Charles Hamelin laughs as he considers whether he’d be competing in a fourth Olympics had his third appearance at the Winter Games, four years ago in Sochi, not gone off the rails quite like it did.
“Maybe not,” the three-time Olympic champion said in a recent interview with Sportsnet. “It’s a question that I ask myself. If everything would have gone to plan, maybe I would have decided: I’ve done everything that I can do, and let’s move on.”
But everything in Sochi didn’t go according to plan for the 10-time world champion, one of the most decorated short-track speedskaters in Canadian history. It’s a funny thing to say considering Hamelin won 1,500-metre gold in 2014. But in both the 1,000-m. and 500-m. races, where he was among the favourites, he fell and failed to finish.
It was a far cry from his appearance four years earlier at the Vancouver Winter Games, when Hamelin captured this country’s attention with gold medals in the 500-m. and as part of the relay team.
And so, the 33-year-old from Saint-Julie, Que., enters South Korea with unfinished business, including a chance to win a first Olympic medal at 1,000-m. In the 1,500-m race on Saturday, Hamelin qualified for the final, but was penalized for an error in the middle of the race and he didn’t place. He has a couple more shots at the podium here in Pyeongchang, however.
The reason he’s at these Winter Games in the first place is in large part because of his fiancée, fellow skater and three-time Olympic silver medallist Marianne St-Gelais, and his coach, Derrick Campbell, who convinced Hamelin to keep skating after Sochi.
“I was faster, stronger, fitter and better technically, and I was improving in my race skills,” Hamelin explains. “I was talking with my coach and with Marianne and just thought, ‘I’m still improving, why stop now? I’m sure I can do four more years.’ And here I am.”
Here he is, and with a far different role than we’ve seen him occupy at past Olympics. He was the favourite four years ago. Now he’s the wily veteran on a team stacked with medal hopefuls, competing in what will likely be his final Games. Hamelin won his last world championship in 2016, at 1,000-m., and in 2017 won bronze at that same distance.
“I’m the veteran of the team by far,” he says, with a laugh. “I want to have good results, but I also want to make sure that the Canadian team — all the young guys with me — have good results also.”

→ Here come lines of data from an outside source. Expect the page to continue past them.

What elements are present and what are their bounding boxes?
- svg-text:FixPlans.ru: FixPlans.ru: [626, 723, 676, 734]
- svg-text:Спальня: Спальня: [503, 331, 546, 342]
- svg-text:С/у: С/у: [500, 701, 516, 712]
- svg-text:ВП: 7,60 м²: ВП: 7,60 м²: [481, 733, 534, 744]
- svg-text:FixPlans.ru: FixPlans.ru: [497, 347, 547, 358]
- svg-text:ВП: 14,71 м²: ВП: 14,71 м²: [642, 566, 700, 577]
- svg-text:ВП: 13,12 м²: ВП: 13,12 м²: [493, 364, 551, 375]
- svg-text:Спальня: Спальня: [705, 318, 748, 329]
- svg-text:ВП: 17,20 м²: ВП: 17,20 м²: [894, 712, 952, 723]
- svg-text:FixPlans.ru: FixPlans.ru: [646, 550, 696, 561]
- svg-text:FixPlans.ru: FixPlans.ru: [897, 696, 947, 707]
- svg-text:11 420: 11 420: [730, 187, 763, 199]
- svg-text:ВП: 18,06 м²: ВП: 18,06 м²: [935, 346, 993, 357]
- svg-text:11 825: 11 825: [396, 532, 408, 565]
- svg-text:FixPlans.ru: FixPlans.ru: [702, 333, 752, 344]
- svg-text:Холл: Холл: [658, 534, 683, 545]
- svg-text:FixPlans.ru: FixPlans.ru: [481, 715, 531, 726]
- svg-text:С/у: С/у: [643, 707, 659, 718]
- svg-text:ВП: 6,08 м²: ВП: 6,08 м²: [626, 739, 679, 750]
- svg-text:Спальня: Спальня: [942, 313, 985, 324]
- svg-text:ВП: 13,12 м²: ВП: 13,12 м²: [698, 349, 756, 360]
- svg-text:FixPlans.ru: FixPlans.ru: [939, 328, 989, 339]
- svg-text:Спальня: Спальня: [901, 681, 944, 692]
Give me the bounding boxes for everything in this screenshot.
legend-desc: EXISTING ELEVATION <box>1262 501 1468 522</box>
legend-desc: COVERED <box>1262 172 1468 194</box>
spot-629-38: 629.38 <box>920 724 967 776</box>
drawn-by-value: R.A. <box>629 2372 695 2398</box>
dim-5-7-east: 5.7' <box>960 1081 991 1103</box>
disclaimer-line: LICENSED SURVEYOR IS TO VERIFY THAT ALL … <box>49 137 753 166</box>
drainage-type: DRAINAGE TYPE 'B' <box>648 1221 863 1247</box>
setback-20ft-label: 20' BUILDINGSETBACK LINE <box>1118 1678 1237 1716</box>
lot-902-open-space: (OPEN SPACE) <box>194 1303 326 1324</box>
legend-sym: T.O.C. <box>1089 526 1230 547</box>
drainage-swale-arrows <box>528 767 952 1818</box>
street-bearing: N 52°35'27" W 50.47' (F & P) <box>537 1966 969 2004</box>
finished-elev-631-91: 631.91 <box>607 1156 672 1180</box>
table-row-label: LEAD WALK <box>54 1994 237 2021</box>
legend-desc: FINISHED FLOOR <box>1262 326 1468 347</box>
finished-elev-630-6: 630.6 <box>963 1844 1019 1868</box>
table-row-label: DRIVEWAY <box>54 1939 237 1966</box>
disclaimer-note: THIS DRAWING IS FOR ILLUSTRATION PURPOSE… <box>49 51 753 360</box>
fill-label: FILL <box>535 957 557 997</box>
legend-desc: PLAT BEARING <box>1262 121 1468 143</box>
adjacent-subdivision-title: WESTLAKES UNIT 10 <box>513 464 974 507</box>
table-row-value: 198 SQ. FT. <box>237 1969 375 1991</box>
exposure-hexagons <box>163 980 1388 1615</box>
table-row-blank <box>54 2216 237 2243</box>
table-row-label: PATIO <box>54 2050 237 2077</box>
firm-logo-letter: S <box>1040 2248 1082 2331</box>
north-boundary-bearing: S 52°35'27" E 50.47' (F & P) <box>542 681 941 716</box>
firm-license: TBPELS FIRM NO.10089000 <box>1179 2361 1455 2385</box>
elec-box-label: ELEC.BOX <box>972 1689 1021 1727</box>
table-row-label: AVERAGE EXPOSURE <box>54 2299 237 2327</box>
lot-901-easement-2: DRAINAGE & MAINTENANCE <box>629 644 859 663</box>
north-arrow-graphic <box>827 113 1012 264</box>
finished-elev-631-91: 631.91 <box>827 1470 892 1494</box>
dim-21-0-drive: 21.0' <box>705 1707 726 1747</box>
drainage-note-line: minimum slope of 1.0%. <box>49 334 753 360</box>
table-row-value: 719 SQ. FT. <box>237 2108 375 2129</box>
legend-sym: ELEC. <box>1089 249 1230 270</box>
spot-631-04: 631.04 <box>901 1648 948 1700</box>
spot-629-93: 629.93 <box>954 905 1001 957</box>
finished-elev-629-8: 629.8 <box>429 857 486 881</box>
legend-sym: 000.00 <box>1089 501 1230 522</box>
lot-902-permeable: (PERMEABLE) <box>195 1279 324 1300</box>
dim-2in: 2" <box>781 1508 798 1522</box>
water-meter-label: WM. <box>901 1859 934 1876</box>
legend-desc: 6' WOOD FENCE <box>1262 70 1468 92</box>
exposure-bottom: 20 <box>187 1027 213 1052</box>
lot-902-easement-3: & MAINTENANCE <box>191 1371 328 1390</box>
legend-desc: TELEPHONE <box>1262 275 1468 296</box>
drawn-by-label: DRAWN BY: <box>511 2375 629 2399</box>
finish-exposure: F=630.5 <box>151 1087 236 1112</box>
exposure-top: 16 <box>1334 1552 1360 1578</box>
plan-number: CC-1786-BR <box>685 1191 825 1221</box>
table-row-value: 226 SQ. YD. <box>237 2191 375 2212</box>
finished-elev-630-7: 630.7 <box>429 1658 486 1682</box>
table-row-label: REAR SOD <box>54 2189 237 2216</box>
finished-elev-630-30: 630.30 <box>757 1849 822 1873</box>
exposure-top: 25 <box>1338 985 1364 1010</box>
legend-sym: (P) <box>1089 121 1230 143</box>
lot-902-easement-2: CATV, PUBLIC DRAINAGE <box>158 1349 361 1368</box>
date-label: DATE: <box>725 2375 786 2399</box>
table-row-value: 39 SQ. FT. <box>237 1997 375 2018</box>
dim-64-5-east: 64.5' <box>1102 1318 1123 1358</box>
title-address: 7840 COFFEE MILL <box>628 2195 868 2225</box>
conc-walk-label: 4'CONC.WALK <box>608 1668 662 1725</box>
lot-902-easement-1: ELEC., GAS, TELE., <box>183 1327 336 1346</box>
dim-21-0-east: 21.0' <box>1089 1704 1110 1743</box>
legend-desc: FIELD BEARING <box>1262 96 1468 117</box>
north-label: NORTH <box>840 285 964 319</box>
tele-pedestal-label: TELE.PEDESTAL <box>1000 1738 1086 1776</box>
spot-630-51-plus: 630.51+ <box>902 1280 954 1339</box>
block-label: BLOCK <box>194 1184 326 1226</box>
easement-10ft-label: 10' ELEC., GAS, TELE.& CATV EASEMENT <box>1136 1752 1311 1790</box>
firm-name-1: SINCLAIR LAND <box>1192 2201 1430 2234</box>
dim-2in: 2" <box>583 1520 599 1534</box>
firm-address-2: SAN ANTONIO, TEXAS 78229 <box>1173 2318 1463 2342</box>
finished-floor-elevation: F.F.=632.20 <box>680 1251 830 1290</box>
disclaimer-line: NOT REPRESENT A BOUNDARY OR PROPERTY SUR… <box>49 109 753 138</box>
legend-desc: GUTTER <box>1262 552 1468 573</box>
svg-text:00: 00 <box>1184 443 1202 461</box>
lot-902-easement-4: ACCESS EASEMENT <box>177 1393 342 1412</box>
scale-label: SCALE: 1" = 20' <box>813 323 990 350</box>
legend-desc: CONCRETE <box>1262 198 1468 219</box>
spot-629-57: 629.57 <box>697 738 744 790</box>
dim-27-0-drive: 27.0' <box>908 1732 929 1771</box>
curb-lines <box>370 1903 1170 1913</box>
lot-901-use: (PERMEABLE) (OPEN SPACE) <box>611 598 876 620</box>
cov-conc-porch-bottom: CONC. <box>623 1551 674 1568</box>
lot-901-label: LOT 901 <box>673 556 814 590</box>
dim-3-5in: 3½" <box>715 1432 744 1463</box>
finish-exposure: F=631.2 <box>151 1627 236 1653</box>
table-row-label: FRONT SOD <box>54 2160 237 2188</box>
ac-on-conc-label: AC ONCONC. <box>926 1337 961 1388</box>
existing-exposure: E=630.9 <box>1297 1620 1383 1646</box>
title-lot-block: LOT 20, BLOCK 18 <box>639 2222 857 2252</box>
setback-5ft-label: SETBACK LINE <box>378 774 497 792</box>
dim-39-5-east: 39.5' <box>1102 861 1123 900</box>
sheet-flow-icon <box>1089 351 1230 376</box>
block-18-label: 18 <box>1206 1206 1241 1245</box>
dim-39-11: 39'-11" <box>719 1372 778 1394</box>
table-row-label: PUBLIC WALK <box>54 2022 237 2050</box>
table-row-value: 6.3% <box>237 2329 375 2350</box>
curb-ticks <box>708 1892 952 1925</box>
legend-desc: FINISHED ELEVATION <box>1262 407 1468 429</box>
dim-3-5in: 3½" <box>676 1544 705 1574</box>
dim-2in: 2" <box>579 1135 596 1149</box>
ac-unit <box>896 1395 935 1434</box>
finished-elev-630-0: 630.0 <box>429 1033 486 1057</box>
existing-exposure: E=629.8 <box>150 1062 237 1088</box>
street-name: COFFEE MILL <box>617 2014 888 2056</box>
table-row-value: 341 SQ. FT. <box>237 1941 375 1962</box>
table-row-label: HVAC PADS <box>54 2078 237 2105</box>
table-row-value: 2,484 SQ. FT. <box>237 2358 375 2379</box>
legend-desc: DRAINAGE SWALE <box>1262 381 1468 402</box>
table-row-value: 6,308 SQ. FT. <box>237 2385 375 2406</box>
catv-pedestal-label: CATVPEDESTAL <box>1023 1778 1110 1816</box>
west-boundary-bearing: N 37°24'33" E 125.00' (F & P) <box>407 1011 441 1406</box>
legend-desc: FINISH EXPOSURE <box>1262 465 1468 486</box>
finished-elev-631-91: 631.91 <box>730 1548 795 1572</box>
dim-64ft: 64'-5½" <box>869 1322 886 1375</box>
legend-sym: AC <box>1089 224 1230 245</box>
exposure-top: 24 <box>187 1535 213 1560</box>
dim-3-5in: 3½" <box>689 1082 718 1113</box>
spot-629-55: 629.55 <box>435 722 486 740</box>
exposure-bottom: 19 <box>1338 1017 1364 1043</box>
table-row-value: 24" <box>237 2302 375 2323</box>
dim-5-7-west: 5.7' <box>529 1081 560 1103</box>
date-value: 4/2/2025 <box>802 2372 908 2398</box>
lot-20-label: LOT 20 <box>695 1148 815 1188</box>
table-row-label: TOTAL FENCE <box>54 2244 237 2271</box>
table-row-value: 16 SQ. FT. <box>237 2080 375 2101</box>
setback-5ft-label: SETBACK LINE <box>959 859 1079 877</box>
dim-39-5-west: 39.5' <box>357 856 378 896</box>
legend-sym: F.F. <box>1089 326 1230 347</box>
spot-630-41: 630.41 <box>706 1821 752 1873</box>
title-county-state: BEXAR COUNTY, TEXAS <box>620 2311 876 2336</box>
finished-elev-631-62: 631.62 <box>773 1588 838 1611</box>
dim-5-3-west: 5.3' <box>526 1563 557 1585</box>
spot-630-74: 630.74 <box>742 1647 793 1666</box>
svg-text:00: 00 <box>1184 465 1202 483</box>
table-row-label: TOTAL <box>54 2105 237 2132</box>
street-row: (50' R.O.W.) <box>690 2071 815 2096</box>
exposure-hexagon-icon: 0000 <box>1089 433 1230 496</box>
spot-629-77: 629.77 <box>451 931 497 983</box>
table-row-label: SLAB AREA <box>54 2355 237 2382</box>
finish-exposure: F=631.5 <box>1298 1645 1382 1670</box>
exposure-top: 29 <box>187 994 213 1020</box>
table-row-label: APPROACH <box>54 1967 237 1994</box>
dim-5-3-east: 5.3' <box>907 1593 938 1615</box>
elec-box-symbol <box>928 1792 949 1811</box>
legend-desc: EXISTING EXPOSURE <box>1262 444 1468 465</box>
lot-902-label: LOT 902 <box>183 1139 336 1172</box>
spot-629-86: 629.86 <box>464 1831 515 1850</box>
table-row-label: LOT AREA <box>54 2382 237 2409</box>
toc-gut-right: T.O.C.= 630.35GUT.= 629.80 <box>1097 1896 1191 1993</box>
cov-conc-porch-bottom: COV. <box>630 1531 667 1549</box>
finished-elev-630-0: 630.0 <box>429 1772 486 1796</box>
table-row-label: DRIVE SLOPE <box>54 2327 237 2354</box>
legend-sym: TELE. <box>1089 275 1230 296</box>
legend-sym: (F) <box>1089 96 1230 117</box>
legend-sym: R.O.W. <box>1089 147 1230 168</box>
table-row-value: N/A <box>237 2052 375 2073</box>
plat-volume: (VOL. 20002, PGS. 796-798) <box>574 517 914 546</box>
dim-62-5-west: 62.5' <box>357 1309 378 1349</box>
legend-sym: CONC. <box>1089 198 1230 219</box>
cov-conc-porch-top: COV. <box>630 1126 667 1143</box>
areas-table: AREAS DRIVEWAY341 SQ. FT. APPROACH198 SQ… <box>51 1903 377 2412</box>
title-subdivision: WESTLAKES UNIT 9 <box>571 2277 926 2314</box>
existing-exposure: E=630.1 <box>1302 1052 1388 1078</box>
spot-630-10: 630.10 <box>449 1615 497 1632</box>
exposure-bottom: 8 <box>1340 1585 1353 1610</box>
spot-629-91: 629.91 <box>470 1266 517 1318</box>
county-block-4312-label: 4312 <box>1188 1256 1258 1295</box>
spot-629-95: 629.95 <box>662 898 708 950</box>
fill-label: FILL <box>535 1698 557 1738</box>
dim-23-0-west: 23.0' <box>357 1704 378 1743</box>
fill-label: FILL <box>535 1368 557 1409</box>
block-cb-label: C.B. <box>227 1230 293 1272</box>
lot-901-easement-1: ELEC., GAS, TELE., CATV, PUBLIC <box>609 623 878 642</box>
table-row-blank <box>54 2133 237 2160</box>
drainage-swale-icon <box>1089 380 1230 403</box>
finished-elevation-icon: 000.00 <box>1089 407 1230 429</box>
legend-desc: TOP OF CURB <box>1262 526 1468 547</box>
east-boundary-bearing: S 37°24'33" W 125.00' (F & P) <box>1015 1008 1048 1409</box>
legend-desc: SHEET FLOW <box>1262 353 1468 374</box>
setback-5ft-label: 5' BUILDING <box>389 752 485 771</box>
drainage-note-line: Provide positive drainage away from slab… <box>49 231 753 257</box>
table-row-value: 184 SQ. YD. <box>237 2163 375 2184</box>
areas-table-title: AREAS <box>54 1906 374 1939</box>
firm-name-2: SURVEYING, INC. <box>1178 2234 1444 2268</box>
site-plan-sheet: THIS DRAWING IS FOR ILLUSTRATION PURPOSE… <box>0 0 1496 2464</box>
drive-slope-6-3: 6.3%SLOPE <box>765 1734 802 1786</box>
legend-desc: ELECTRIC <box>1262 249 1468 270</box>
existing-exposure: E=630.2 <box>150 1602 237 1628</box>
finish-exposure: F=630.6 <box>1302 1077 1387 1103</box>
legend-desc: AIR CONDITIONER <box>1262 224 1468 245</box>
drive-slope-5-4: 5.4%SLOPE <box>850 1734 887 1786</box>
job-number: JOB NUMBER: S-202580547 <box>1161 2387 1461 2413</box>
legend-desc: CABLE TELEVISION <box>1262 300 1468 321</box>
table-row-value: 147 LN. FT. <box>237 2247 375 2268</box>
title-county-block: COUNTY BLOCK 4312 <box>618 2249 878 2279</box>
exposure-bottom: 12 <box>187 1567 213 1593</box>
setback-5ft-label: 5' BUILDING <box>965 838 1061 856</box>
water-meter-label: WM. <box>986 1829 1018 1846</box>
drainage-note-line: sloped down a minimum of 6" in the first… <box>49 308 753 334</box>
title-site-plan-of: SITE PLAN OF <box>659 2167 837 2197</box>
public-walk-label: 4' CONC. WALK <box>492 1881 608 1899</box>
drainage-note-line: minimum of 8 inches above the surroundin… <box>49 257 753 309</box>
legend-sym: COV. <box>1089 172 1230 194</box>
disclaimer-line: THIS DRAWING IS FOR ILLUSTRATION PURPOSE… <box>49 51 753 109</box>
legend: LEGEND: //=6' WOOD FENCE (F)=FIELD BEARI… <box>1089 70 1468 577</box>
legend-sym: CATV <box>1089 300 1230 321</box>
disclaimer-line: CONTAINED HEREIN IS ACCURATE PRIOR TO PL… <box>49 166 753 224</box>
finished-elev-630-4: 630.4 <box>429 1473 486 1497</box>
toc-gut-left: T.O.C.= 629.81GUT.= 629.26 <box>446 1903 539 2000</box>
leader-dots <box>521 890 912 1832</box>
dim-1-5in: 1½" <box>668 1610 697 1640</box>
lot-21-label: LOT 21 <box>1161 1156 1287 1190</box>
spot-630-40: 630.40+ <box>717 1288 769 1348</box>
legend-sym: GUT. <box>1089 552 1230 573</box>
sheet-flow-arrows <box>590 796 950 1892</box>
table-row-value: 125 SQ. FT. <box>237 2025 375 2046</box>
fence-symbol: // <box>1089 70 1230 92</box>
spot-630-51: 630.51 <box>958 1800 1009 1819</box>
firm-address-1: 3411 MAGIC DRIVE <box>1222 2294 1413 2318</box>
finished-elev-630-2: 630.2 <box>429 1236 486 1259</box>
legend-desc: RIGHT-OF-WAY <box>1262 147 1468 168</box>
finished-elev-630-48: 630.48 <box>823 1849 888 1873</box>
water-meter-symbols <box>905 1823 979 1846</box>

Among the group of 15 or so skaters in Montreal who train together, “there’s some guys who are 19, 20,” he says. “I just want to give them the good path to have success.”
Hamelin believes he’s improved in his leadership role as he’s aged, but if you ask Charle Cournoyer, who won 500-m. bronze in his Olympic debut four years ago, Hamelin needn’t say a thing to be a leader for this team.
“I’ve learned everything from him,” the 26-year-old Cournoyer explains. “When I first came on the national team three years before the last Olympic Games, he was the big guy — he still is the big guy. I learned from just looking at him. That’s how I qualified for my first Games, by learning and looking at him and adjusting my game, my instinct.”
The man who captured this nation’s attention with a double gold performance in Vancouver eight years ago is back for one last crack. And he acknowledges those two slips in Sochi might have been a good thing, after all.
“It was Marianne who told me, ‘Maybe it’s just destiny, it was not the end for you,’” Hamelin says. “She was right.”